According to Ken Custer, Eli Lilly's head of cardiometabolic health, the company plans to introduce orforglipron in the U.S. during the second quarter of 2026, with a broader international rollout expected in 2027. For the fiscal year 2026, Eli Lilly anticipates earnings per share ranging from $33.50 to $35, with even the lower end of this spectrum exceeding the analyst consensus of $33.23, based on LSEG data. Furthermore, the company projected full-year revenues between $80 billion and $83 billion, significantly surpassing Wall Street's expectations of $77.62 billion. For the fourth quarter, Eli Lilly reported earnings of $7.54 per share, outperforming expectations of $6.67, and recorded revenues of $19.3 billion, also exceeding forecasts of $17.96 billion.

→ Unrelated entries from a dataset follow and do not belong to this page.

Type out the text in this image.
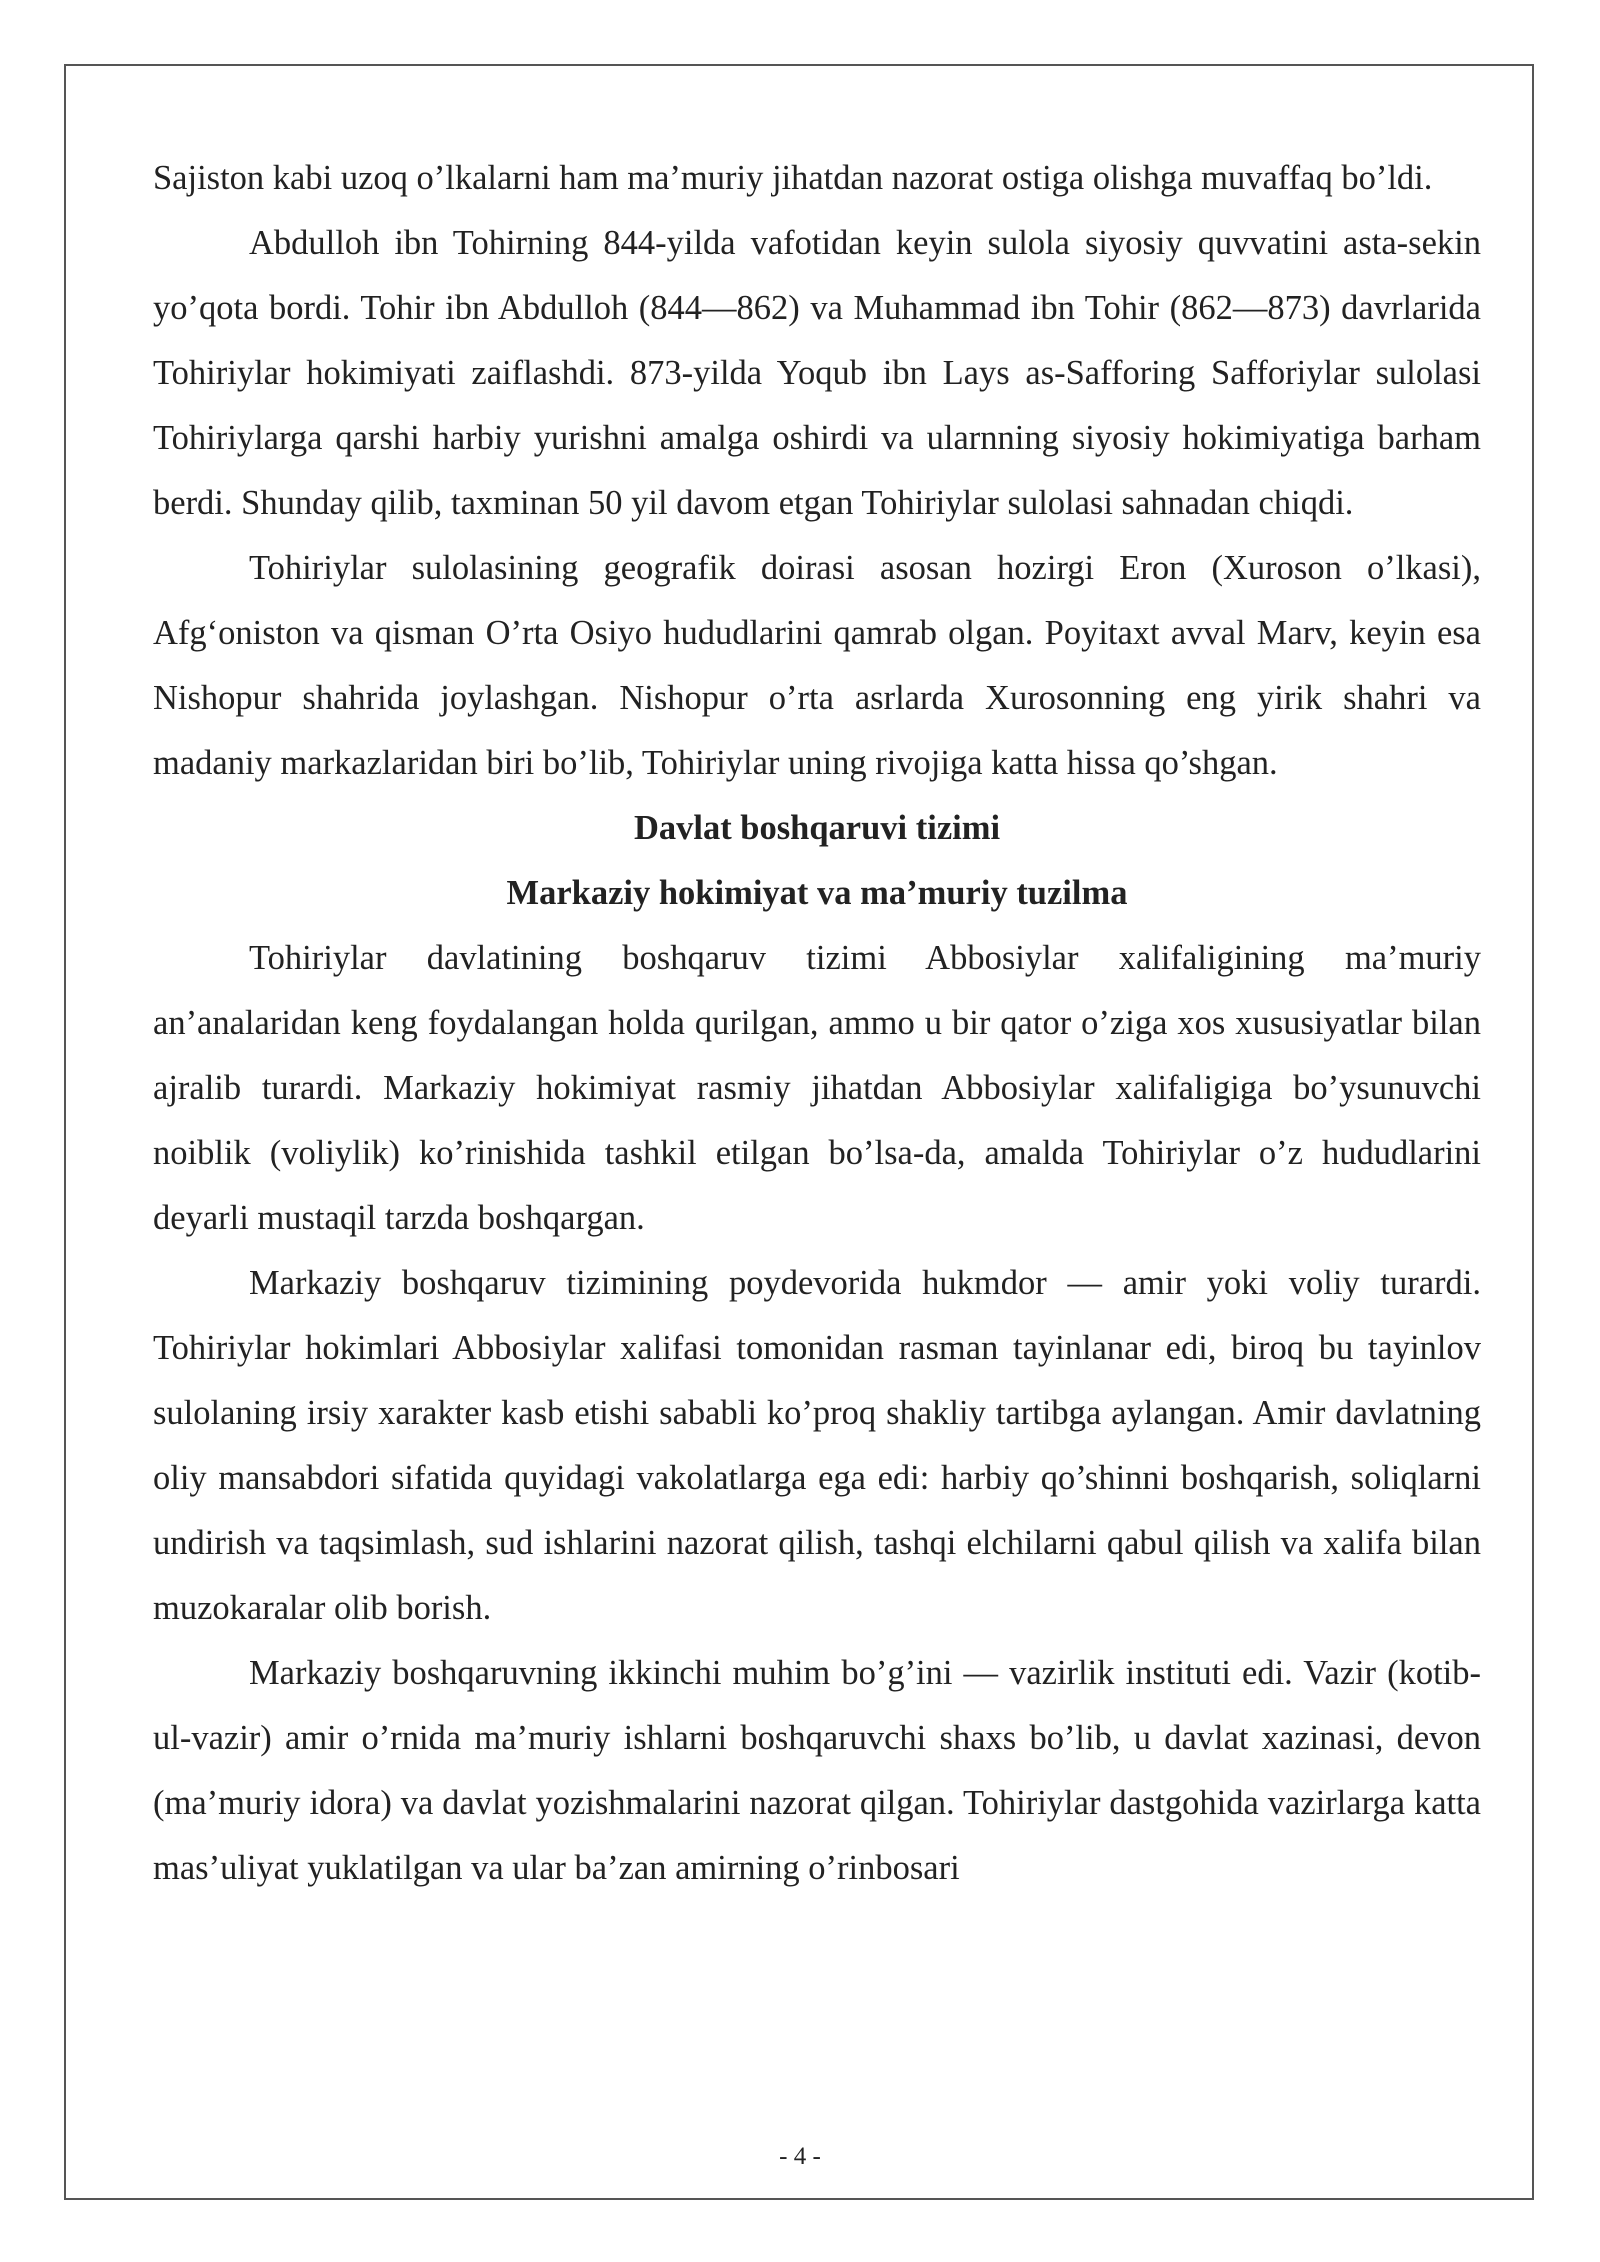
Sajiston kabi uzoq o’lkalarni ham ma’muriy jihatdan nazorat ostiga olishga muvaffaq bo’ldi.

Abdulloh ibn Tohirning 844-yilda vafotidan keyin sulola siyosiy quvvatini asta-sekin yo’qota bordi. Tohir ibn Abdulloh (844—862) va Muhammad ibn Tohir (862—873) davrlarida Tohiriylar hokimiyati zaiflashdi. 873-yilda Yoqub ibn Lays as-Safforing Safforiylar sulolasi Tohiriylarga qarshi harbiy yurishni amalga oshirdi va ularnning siyosiy hokimiyatiga barham berdi. Shunday qilib, taxminan 50 yil davom etgan Tohiriylar sulolasi sahnadan chiqdi.

Tohiriylar sulolasining geografik doirasi asosan hozirgi Eron (Xuroson o’lkasi), Afg‘oniston va qisman O’rta Osiyo hududlarini qamrab olgan. Poyitaxt avval Marv, keyin esa Nishopur shahrida joylashgan. Nishopur o’rta asrlarda Xurosonning eng yirik shahri va madaniy markazlaridan biri bo’lib, Tohiriylar uning rivojiga katta hissa qo’shgan.

Davlat boshqaruvi tizimi
Markaziy hokimiyat va ma’muriy tuzilma

Tohiriylar davlatining boshqaruv tizimi Abbosiylar xalifaligining ma’muriy an’analaridan keng foydalangan holda qurilgan, ammo u bir qator o’ziga xos xususiyatlar bilan ajralib turardi. Markaziy hokimiyat rasmiy jihatdan Abbosiylar xalifaligiga bo’ysunuvchi noiblik (voliylik) ko’rinishida tashkil etilgan bo’lsa-da, amalda Tohiriylar o’z hududlarini deyarli mustaqil tarzda boshqargan.

Markaziy boshqaruv tizimining poydevorida hukmdor — amir yoki voliy turardi. Tohiriylar hokimlari Abbosiylar xalifasi tomonidan rasman tayinlanar edi, biroq bu tayinlov sulolaning irsiy xarakter kasb etishi sababli ko’proq shakliy tartibga aylangan. Amir davlatning oliy mansabdori sifatida quyidagi vakolatlarga ega edi: harbiy qo’shinni boshqarish, soliqlarni undirish va taqsimlash, sud ishlarini nazorat qilish, tashqi elchilarni qabul qilish va xalifa bilan muzokaralar olib borish.

Markaziy boshqaruvning ikkinchi muhim bo’g’ini — vazirlik instituti edi. Vazir (kotib-ul-vazir) amir o’rnida ma’muriy ishlarni boshqaruvchi shaxs bo’lib, u davlat xazinasi, devon (ma’muriy idora) va davlat yozishmalarini nazorat qilgan. Tohiriylar dastgohida vazirlarga katta mas’uliyat yuklatilgan va ular ba’zan amirning o’rinbosari

- 4 -
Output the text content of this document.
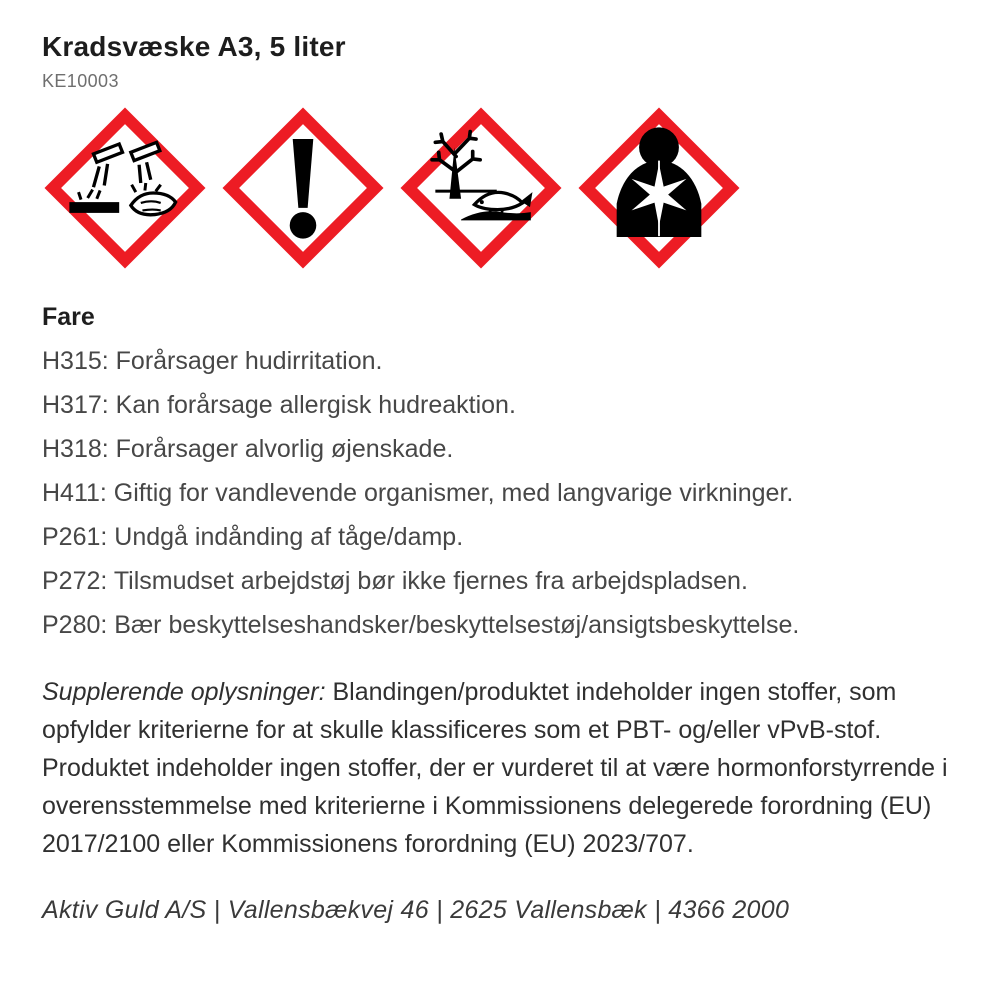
Kradsvæske A3, 5 liter
KE10003
Fare
H315: Forårsager hudirritation.
H317: Kan forårsage allergisk hudreaktion.
H318: Forårsager alvorlig øjenskade.
H411: Giftig for vandlevende organismer, med langvarige virkninger.
P261: Undgå indånding af tåge/damp.
P272: Tilsmudset arbejdstøj bør ikke fjernes fra arbejdspladsen.
P280: Bær beskyttelseshandsker/beskyttelsestøj/ansigtsbeskyttelse.

Supplerende oplysninger: Blandingen/produktet indeholder ingen stoffer, som opfylder kriterierne for at skulle klassificeres som et PBT- og/eller vPvB-stof. Produktet indeholder ingen stoffer, der er vurderet til at være hormonforstyrrende i overensstemmelse med kriterierne i Kommissionens delegerede forordning (EU) 2017/2100 eller Kommissionens forordning (EU) 2023/707.

Aktiv Guld A/S | Vallensbækvej 46 | 2625 Vallensbæk | 4366 2000
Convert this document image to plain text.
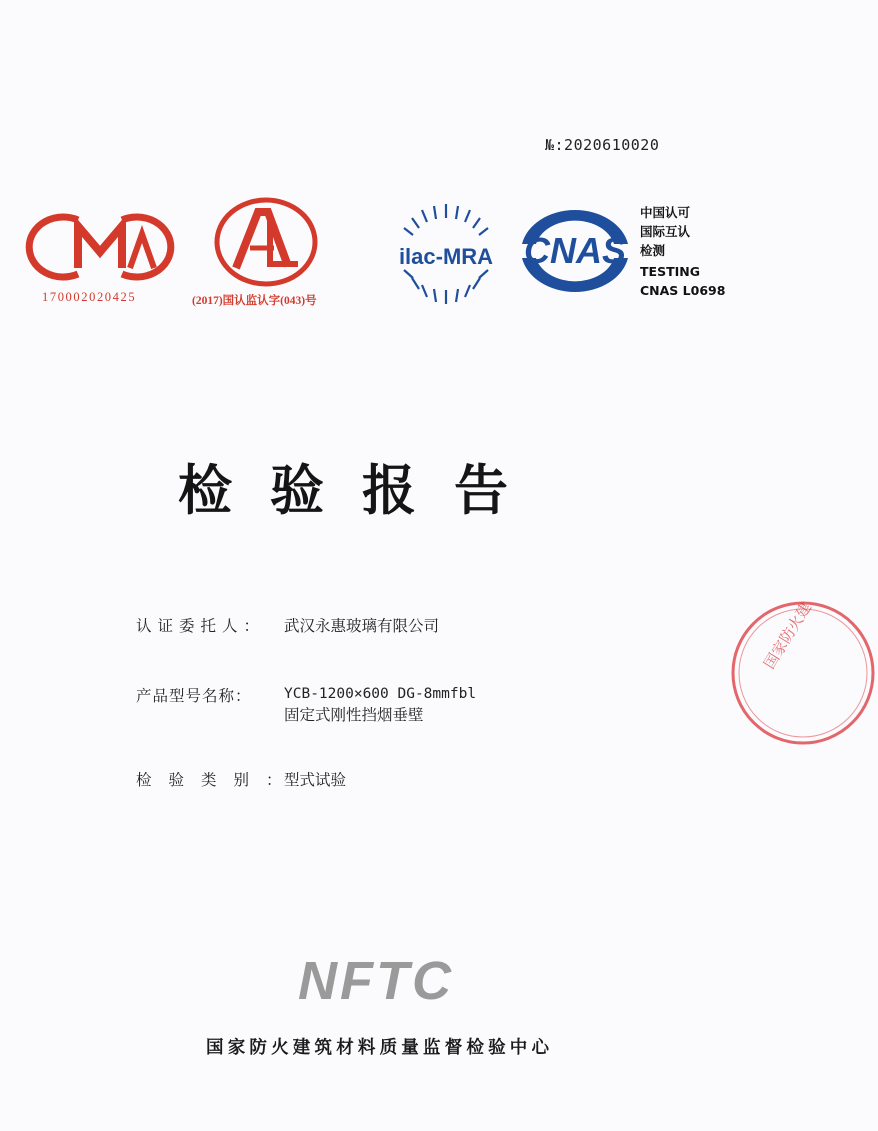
№:2020610020
170002020425	(2017)国认监认字(043)号
ilac-MRA CNAS
中国认可
国际互认
检测
TESTING
CNAS L0698
检验报告
认证委托人： 武汉永惠玻璃有限公司
产品型号名称： YCB-1200×600 DG-8mmfbl
固定式刚性挡烟垂壁
检验类别：型式试验
国家防火建
NFTC
国家防火建筑材料质量监督检验中心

Eli Lilly and Company is a global pharmaceutical entity engaged in the development, manufacturing, and marketing of a wide array of medicines. Beyond its core pharmaceutical operations, the company is also actively involved in radiopharmaceutical research, including the development of radioligand therapies for cancer treatment.

This latest endorsement from Goldman Sachs, coupled with Eli Lilly's robust performance and strategic pipeline, paints a compelling picture for the company's future. The focus on high-demand areas like obesity treatment and innovative cancer therapies positions Eli Lilly for sustained growth and market leadership, making it a pivotal player to watch in the healthcare sector.